First Lady des “French Touch”: Carla Bruni im Konzerthaus

Politikergattin und Chansonniere beehrte das Konzerthaus
Politikergattin und Chansonniere beehrte das Konzerthaus - © APA (AFP)
Carla Bruni ist zwar schon länger nicht mehr die First Lady Frankreichs – aber immer noch die des “French Touch”. Die Tour zum gleichnamigen Album führte das Ex-Model, die Chansonniere und die Politikergattin am Montagabend ins Wiener Konzerthaus. Ein Abend zwischen Amour, Kerzenschein und Schlagerparade, bei dem vor dem “French Touch” nicht einmal der “Highway to Hell” sicher war.
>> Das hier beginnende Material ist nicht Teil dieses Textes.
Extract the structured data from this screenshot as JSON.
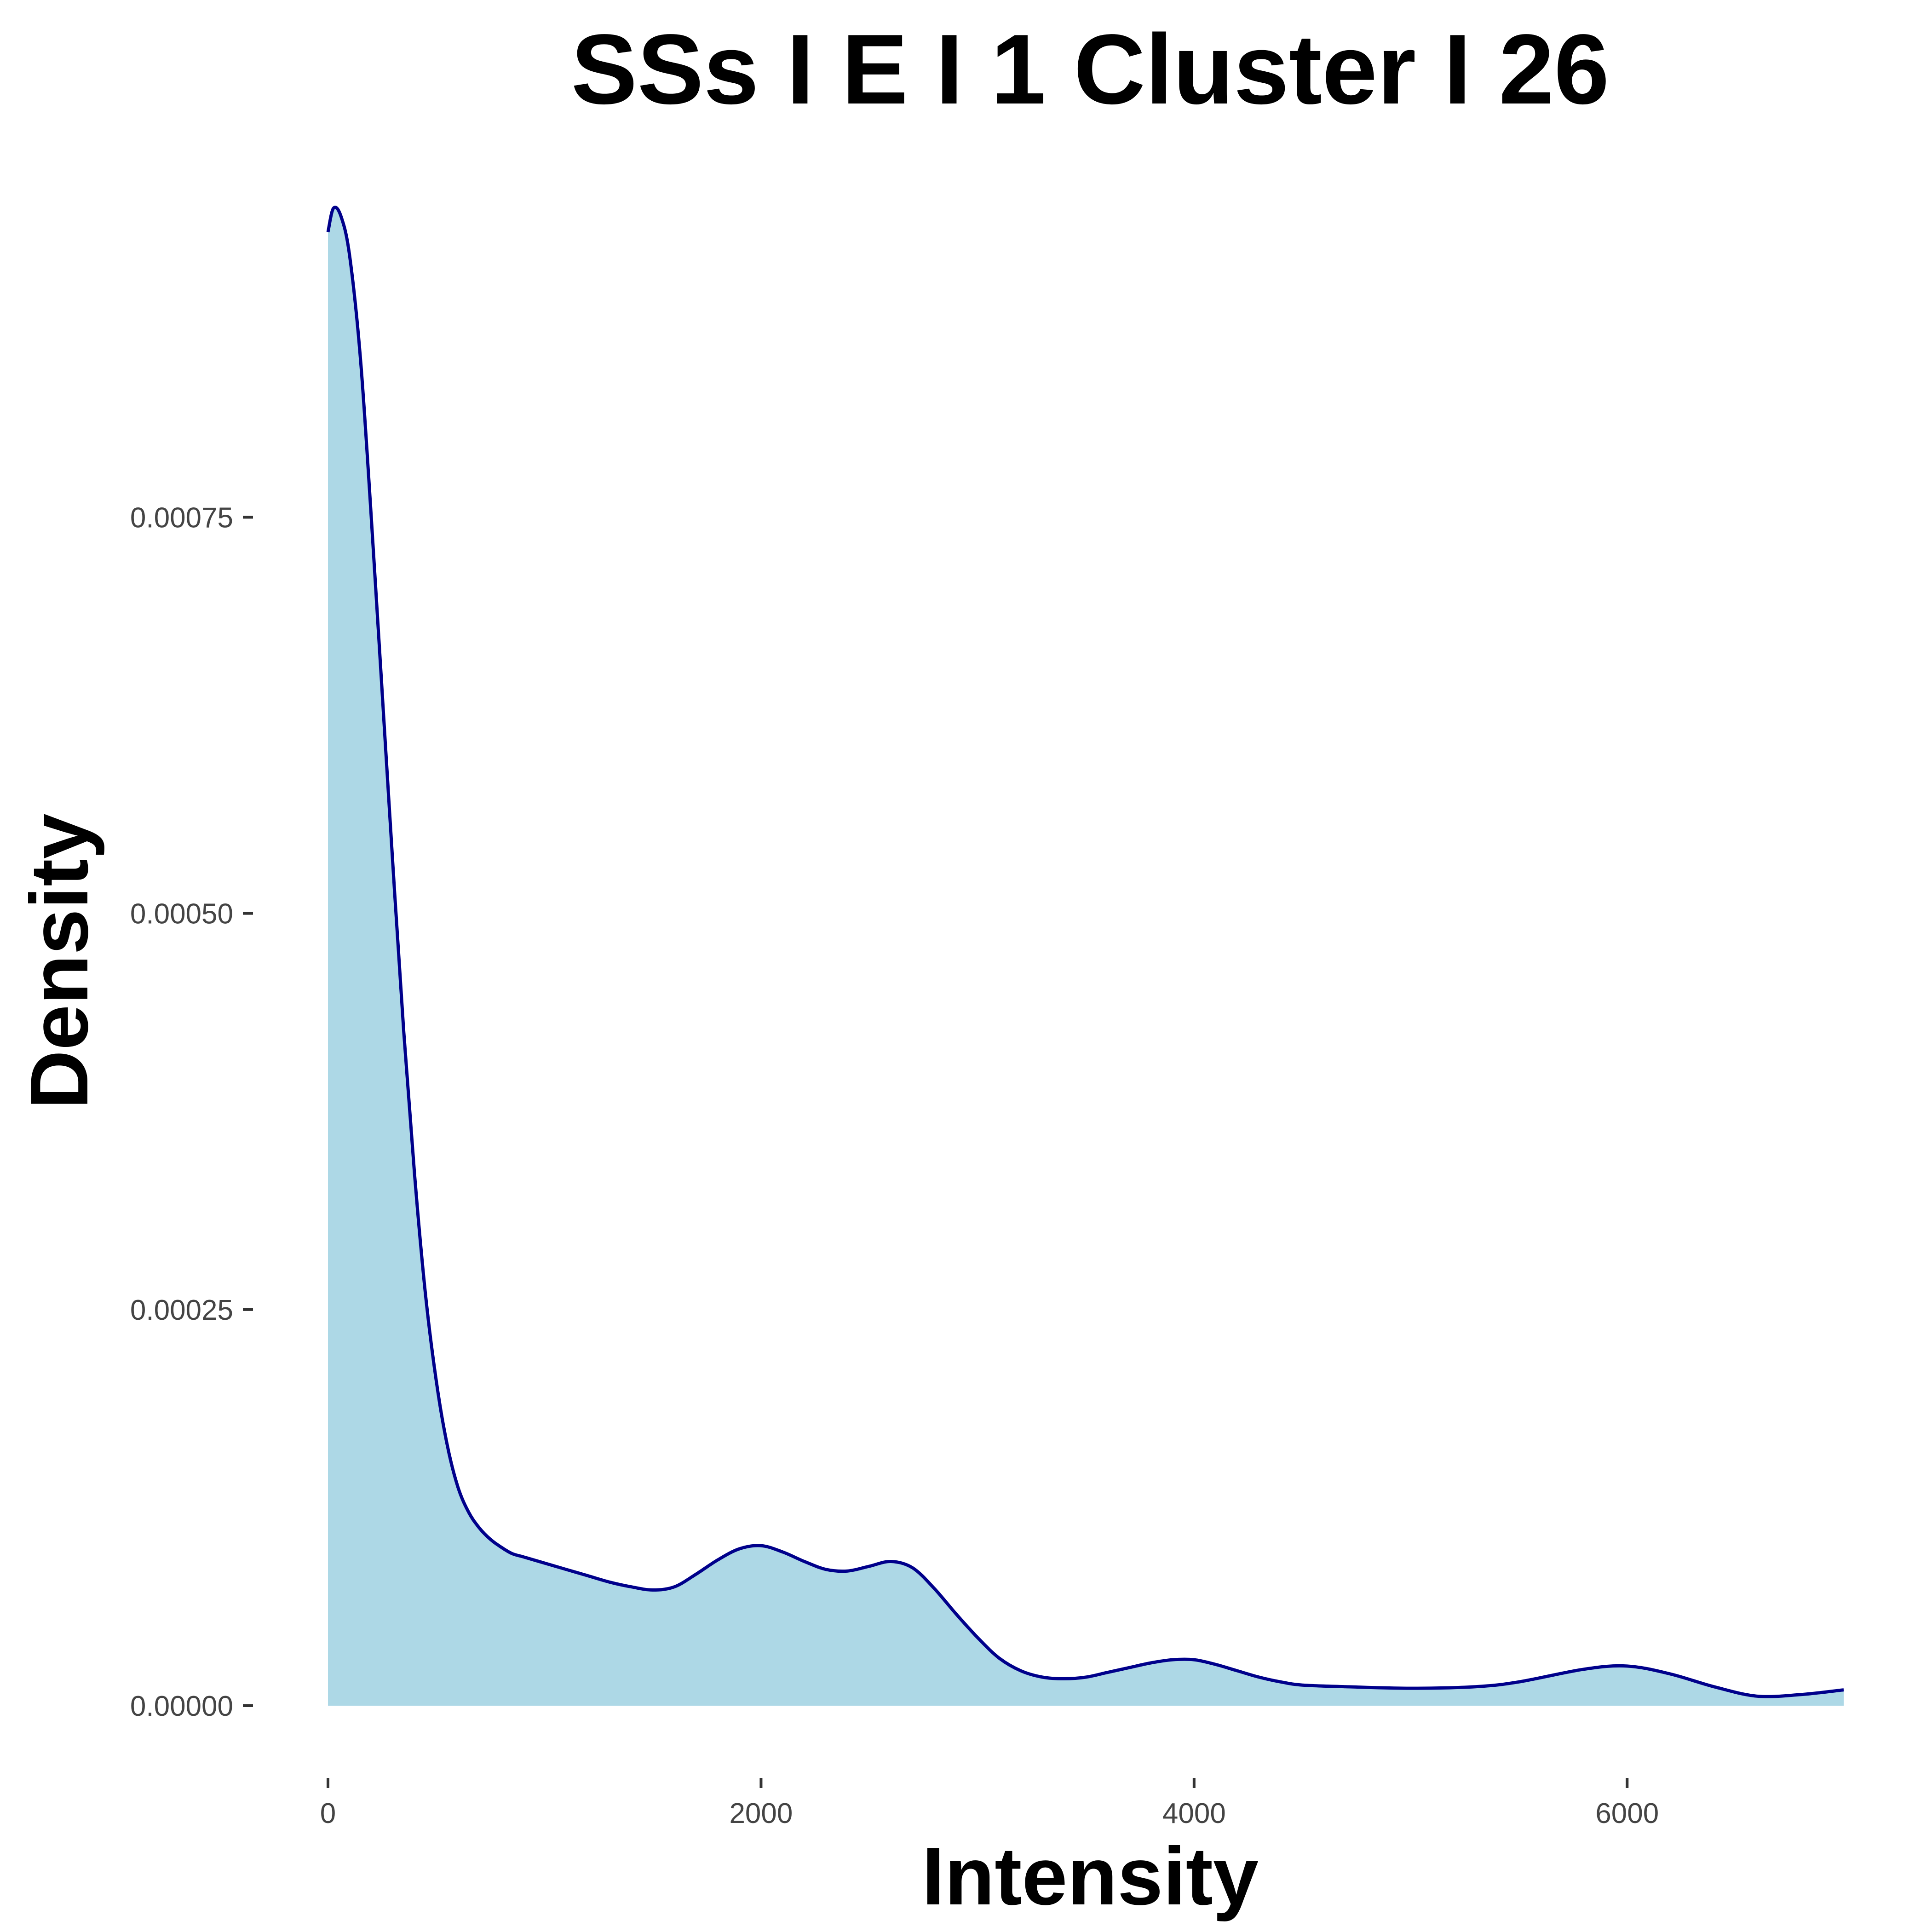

Denn das neue Album der Sängerin, die mit intimen, reduzierten und luftig-flüchtigen französischen Songs und ihrer charakteristisch verhauchten Samtstimme eine glühende Fangemeinde aufgebaut hat, schlägt ungleich derbere Töne an. Die Sammlung von Cover-Songs zwischen Depeche Mode und AC/DC, zwischen ABBA und Lou Reed zeigt vor allem in der Live-Version deutlich: “French Touch” bedeutet ein bisschen Accent, ein bisschen Akkordeon und im erotischen Hauch versinkende Schlussphrasen. Ach ja, und: ins Mikro geflüsterte Titel.

Mit ihrer vierköpfigen Band und einer Abmischung, die Intonationslücken der Stimme durch artifiziellen Hall ausbügelt, verwandelt Bruni den Großen Konzerthaussaal gleich zu Beginn in eine edle Maturaball-Location, bei der eine recht gute, aber immer noch preiswerte Coverband engagiert ist. Nur die Haute Couture, enge Lederhosen und Jackett, in der die bald 50-Jährige gewandet ist, passt nicht recht ins Bild. In ihren Ansagen geht es flächig um die Liebe, und wenn die Ehefrau von Frankreichs Ex-Präsident Nicolas Sarkozy aus voller Kehle “Stand by your man” anstimmt (Ansage: “It’s true, I like to stand by my man”), schlagen die Herzen von “Gala”-Leser(inne)n höher.

Überhaupt kann sich Bruni auch Jahre nach ihren großen Erfolgen als Sängerin auf ihr Publikum verlassen. “Je t’aime, Carla!” kreischt es vom Balkon. Entspannte Freude geht aber endlich dann durch den Saal, als Bruni wieder ins französische Fach wechselt und einige ihrer früheren Songs rekapituliert, wenn auch in etwas üppigeren Arrangements, als man sie von der Platte kennt. “J’arrive a toi” oder “Tout le monde”, “Ta Tienne” oder “L’amoureuse”: Da ist die Bruni wieder, wie sie die fast kindliche Banalität ihrer Texte unter der schlichten Lautpoesie des Französischen verdeckt und das ungezwungene Dahinplätschern ihrer Melodien unter dem zauberhaft lyrischen Auf- und Abtauchen ihrer Stimme. Kostbar sind die Momente, wenn diese Stimme mit dem Klavier allein gelassen wird – kostbar, weil selten.

Und weil dem unerbittlichen “French Touch” nichts und niemand entkommen kann, unterzieht sie als letzten Akt des Abends auch noch Leonard Cohens “Hallelujah” der französischen Streicheltherapie. Mit diesem Lied wolle sie beten, sagt sie – dafür, dass sie bald wieder nach Wien kommen darf. Na, wenn es sonst nichts ist.